Abstract

Objective: Evidence suggests haematopoietic stem cells (HSCs) can migrate to injured liver and influence tissue repair. However, mechanisms governing HSC recruitment to injured hepatic microcirculation are poorly understood. These were investigated in vivo following hepatic ischaemia–reperfusion (IR) injury and in vitro using flow-based adhesion assays.

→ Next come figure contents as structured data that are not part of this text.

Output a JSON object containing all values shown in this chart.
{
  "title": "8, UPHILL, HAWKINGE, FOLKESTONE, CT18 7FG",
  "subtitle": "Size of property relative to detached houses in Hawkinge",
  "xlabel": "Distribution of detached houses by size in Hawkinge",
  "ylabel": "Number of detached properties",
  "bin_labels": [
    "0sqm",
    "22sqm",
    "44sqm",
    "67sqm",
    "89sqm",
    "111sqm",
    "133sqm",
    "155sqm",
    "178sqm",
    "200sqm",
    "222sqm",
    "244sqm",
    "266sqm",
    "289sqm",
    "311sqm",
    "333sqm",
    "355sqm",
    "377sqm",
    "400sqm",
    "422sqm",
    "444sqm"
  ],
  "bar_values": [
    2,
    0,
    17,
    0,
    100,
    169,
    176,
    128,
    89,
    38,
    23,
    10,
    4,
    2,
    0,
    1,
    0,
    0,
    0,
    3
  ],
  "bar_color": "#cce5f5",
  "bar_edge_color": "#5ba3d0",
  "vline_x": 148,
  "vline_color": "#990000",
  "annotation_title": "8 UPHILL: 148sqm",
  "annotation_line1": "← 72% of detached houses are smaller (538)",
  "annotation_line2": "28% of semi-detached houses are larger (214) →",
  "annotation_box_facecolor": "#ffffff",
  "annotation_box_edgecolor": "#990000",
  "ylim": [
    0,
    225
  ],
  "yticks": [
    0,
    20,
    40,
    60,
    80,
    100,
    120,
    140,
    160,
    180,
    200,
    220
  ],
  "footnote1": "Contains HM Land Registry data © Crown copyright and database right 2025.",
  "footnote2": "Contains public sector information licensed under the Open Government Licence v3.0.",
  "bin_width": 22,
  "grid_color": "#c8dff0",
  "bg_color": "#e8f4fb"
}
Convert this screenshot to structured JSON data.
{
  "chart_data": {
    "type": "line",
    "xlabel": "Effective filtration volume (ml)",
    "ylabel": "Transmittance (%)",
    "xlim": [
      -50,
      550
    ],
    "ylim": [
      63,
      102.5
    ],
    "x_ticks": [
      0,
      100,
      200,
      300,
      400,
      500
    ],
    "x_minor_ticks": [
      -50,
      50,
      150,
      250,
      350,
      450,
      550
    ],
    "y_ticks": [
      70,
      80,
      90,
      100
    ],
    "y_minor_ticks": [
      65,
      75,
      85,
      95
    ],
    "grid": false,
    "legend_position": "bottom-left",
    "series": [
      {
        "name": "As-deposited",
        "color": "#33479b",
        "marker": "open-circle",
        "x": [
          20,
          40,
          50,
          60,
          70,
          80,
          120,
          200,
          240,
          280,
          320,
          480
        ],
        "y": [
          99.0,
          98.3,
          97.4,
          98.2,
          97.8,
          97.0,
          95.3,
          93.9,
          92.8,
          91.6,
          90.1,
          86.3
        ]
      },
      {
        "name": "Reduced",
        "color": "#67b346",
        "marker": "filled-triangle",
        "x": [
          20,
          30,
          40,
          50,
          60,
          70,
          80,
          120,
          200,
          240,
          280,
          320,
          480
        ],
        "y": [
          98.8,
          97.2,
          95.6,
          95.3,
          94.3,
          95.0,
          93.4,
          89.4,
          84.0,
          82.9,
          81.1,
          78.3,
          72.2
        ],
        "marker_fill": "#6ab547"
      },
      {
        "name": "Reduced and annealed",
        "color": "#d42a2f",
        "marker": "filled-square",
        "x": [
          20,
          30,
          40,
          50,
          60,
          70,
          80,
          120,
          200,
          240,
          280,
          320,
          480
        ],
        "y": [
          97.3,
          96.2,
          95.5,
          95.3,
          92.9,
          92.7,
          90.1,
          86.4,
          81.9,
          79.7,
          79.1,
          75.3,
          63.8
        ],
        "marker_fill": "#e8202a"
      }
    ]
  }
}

Design: Partial IR was induced in anaesthetised WT or PECAM-1^−/− mice for 90 min. Recruitment of systemically administered HSCs was monitored and effects of function blocking antibodies against α₄β₁ integrin, CD18, CD44, PECAM-1 or VCAM-1 investigated. The kinetics and molecular events governing adhesion to murine cardiac endothelial cells in vitro were also determined. Effects of conditioned media from IR injured liver on HSC adhesion molecule expression was determined by FACS.

Results: Administered HSCs homed predominantly to lungs rather than liver, highlighting a potential therapeutic hurdle. Hepatic HSC recruitment following IR injury was inhibited by anti-α₄β₁ and anti-VCAM-1 antibodies. A role for α₄β₁ was also confirmed using flow-based adhesion assays. Incubating HSCs with conditioned media from IR injured liver increased α₄β₁ expression. CD18, CD44 and PECAM-1 were not involved in recruitment.

Conclusions: This novel study demonstrates that the α₄β₁/VCAM-1 pathway mediates HSC recruitment to injured liver. Manipulating this pathway may enhance delivery of HSCs to the liver.